If I understand for your needs correctly, you just want to write the Spark DataFrame data to a single csv file named testoutput.csv into Azure Data Lake, not a directory named testoutput.csv with some partition files.

So you can not directly realize it via use these Spark functions like DataFrameWriter.save, because actually the dataframe writer writes data to HDFS based on Azure Data Lake. The HDFS persists data as a directory named yours and some partition files. Please see some documents about HDFS like The Hadoop FileSystem API Definition to know it.
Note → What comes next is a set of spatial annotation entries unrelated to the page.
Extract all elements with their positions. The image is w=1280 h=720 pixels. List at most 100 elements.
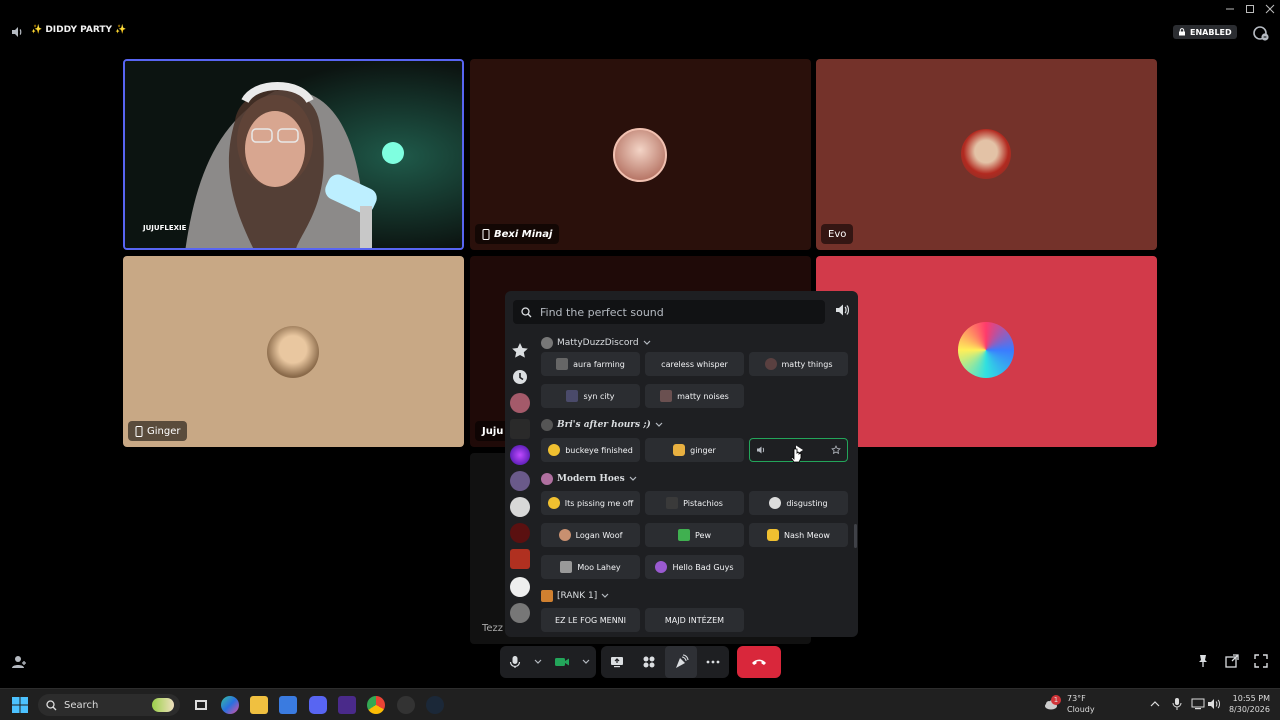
disconnect-button[interactable] [737,646,781,678]
windows-start-icon[interactable] [12,697,28,713]
video-tile-participant[interactable] [816,256,1157,447]
volume-icon[interactable] [1207,698,1221,710]
camera-button[interactable] [546,646,578,678]
sound-emoji [556,358,569,370]
volume-icon[interactable] [834,302,850,318]
sound-label: EZ LE FOG MENNI [554,615,627,625]
favorite-star-icon[interactable] [831,445,841,455]
microphone-button[interactable] [500,646,530,678]
soundboard-button[interactable] [665,646,697,678]
category-header-mattyduzzdiscord[interactable]: MattyDuzzDiscord [541,336,651,350]
participant-name-text: JUJUFLEXIE [143,224,187,232]
activity-settings-icon[interactable] [1252,24,1270,42]
sound-button-pew[interactable]: Pew [645,523,744,547]
guild-icon[interactable] [510,523,530,543]
add-person-icon[interactable] [11,654,27,670]
sound-button-buckeye-finished[interactable]: buckeye finished [541,438,640,462]
obs-icon[interactable] [397,696,415,714]
sound-button-its-pissing-me-off[interactable]: Its pissing me off [541,491,640,515]
enabled-badge[interactable]: ENABLED [1173,25,1237,39]
taskbar-clock[interactable]: 10:55 PM 8/30/2026 [1228,693,1270,715]
soundboard-scrollbar[interactable] [854,524,857,548]
sound-search-input[interactable] [540,305,810,319]
pop-out-icon[interactable] [1225,654,1239,668]
window-titlebar [0,0,1280,18]
fullscreen-icon[interactable] [1254,654,1268,668]
discord-icon[interactable] [309,696,327,714]
sound-button-disgusting[interactable]: disgusting [749,491,848,515]
chrome-icon[interactable] [367,696,385,714]
edge-browser-icon[interactable] [221,696,239,714]
amazon-music-icon[interactable] [338,696,356,714]
badge-label: ENABLED [1190,27,1232,37]
sound-button-aura-farming[interactable]: aura farming [541,352,640,376]
sound-button-syn-city[interactable]: syn city [541,384,640,408]
sound-button-matty-things[interactable]: matty things [749,352,848,376]
sound-emoji [769,497,782,509]
guild-icon[interactable] [510,603,530,623]
sound-button-majd-intezem[interactable]: MAJD INTÉZEM [645,608,744,632]
guild-icon[interactable] [510,445,530,465]
network-icon[interactable] [1191,698,1205,710]
call-controls [0,645,1280,679]
sound-button-hello-bad-guys[interactable]: Hello Bad Guys [645,555,744,579]
avatar [958,322,1014,378]
video-tile-ginger[interactable]: Ginger [123,256,464,447]
sound-label: Logan Woof [575,530,623,540]
mobile-icon [482,228,490,240]
windows-taskbar: Search 1 73°F Cloudy 10:55 PM 8/30/2026 [0,688,1280,720]
sound-label: Pistachios [683,498,723,508]
category-header-rank-1[interactable]: [RANK 1] [541,589,609,603]
close-icon[interactable] [1260,0,1280,18]
screen-share-button[interactable] [601,646,633,678]
mic-options-button[interactable] [530,646,546,678]
sound-button-nash-meow[interactable]: Nash Meow [749,523,848,547]
sound-label: careless whisper [661,359,728,369]
sound-button-careless-whisper[interactable]: careless whisper [645,352,744,376]
screen-share-icon [611,657,623,668]
camera-options-button[interactable] [578,646,594,678]
category-header-modern-hoes[interactable]: Modern Hoes [541,472,637,486]
weather-widget[interactable]: 1 73°F Cloudy [1043,693,1095,715]
taskbar-search[interactable]: Search [38,694,180,716]
sound-button-matty-noises[interactable]: matty noises [645,384,744,408]
favorites-star-icon[interactable] [510,341,530,361]
guild-icon [541,473,553,485]
steam-icon[interactable] [426,696,444,714]
maximize-icon[interactable] [1240,0,1260,18]
volume-icon[interactable] [756,445,766,455]
video-tile-bexi-minaj[interactable]: Bexi Minaj [470,59,811,250]
sound-emoji [666,497,679,509]
sound-button-pistachios[interactable]: Pistachios [645,491,744,515]
microphone-icon[interactable] [1171,697,1183,711]
minimize-icon[interactable] [1220,0,1240,18]
activities-button[interactable] [633,646,665,678]
call-header: ✨ DIDDY PARTY ✨ ENABLED [0,20,1280,44]
guild-icon[interactable] [510,471,530,491]
weather-temperature: 73°F [1067,694,1086,703]
sound-button-logan-woof[interactable]: Logan Woof [541,523,640,547]
guild-icon[interactable] [510,577,530,597]
soundboard-search[interactable] [513,300,825,324]
video-tile-jujuflexie[interactable]: JUJUFLEXIE [123,59,464,250]
guild-icon[interactable] [510,393,530,413]
task-view-icon[interactable] [192,696,210,714]
sound-emoji [660,390,673,402]
recent-clock-icon[interactable] [510,367,530,387]
microsoft-store-icon[interactable] [279,696,297,714]
sound-button-ez-le-fog-menni[interactable]: EZ LE FOG MENNI [541,608,640,632]
sound-label: Pew [694,530,711,540]
soundboard-guild-rail [505,335,535,637]
guild-icon[interactable] [510,549,530,569]
pin-icon[interactable] [1196,654,1210,668]
mic-camera-group [500,646,596,678]
chevron-up-icon[interactable] [1150,699,1160,709]
sound-button-ginger[interactable]: ginger [645,438,744,462]
guild-icon[interactable] [510,419,530,439]
file-explorer-icon[interactable] [250,696,268,714]
sound-button-moo-lahey[interactable]: Moo Lahey [541,555,640,579]
guild-icon[interactable] [510,497,530,517]
category-header-bris-after-hours[interactable]: Bri's after hours ;) [541,418,663,432]
more-options-button[interactable] [697,646,729,678]
video-tile-evo[interactable]: Evo [816,59,1157,250]
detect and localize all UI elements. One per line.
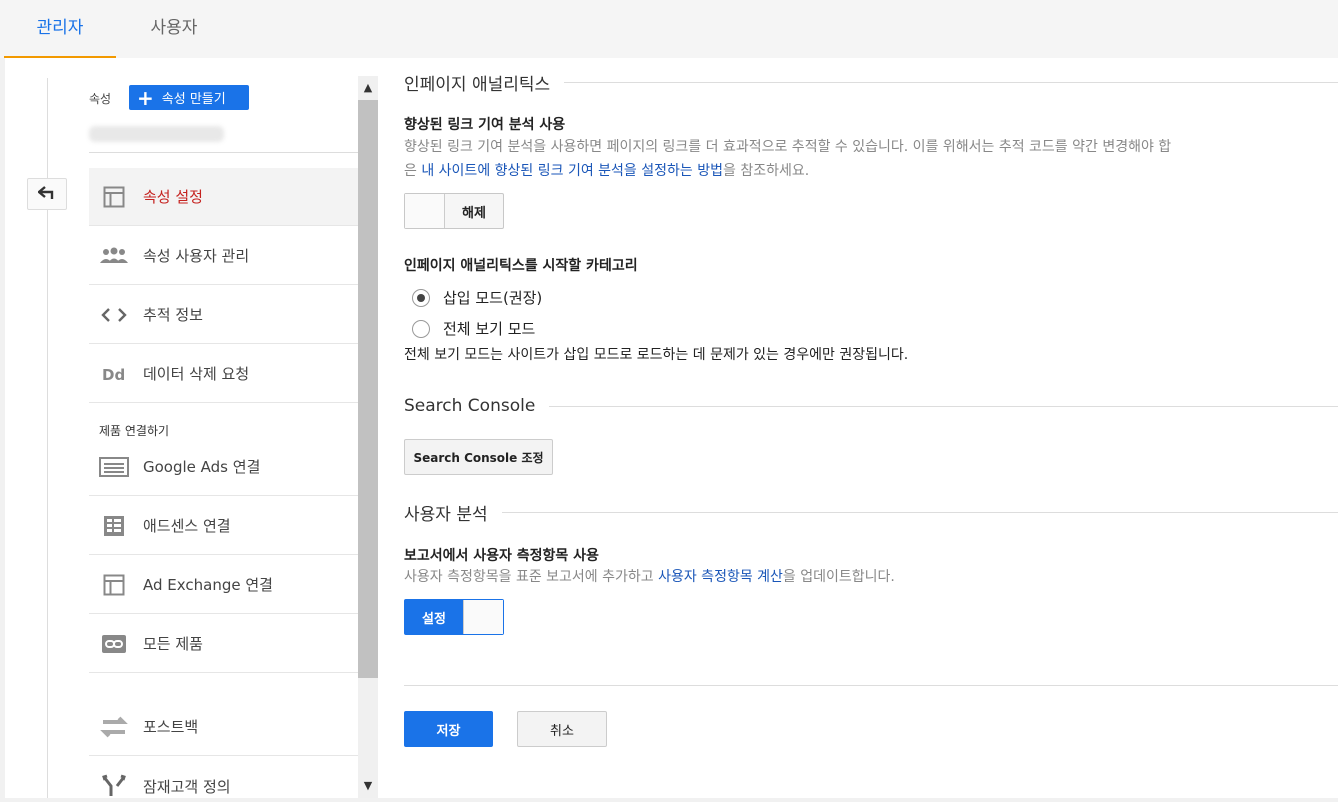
sidebar-item-adsense[interactable]: 애드센스 연결: [89, 497, 358, 555]
enhanced-link-attribution-help: 은 내 사이트에 향상된 링크 기여 분석을 설정하는 방법을 참조하세요.: [404, 163, 810, 179]
scroll-up-icon[interactable]: ▲: [358, 78, 378, 98]
ads-icon: [99, 456, 129, 477]
radio-label: 삽입 모드(권장): [443, 289, 543, 307]
section-user-analysis: 사용자 분석: [404, 500, 1338, 525]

Then, per my experience, you can try to use Azure Data Lake SDK for Jave within your Scala program to directly write data from DataFrame to Azure Data Lake as a single file. And you can refer to some samples https://github.com/Azure-Samples?utf8=%E2%9C%93&q=data-lake&type=&language=java.

Peter Pan
  • 23,476
  • 4
  • 25
  • 43
0

Try this :

df_join.to_csv('/dbfs/mnt/....../df.csv', sep=',', header=True, index=False)
inspiredd
  • 195
  • 2
  • 11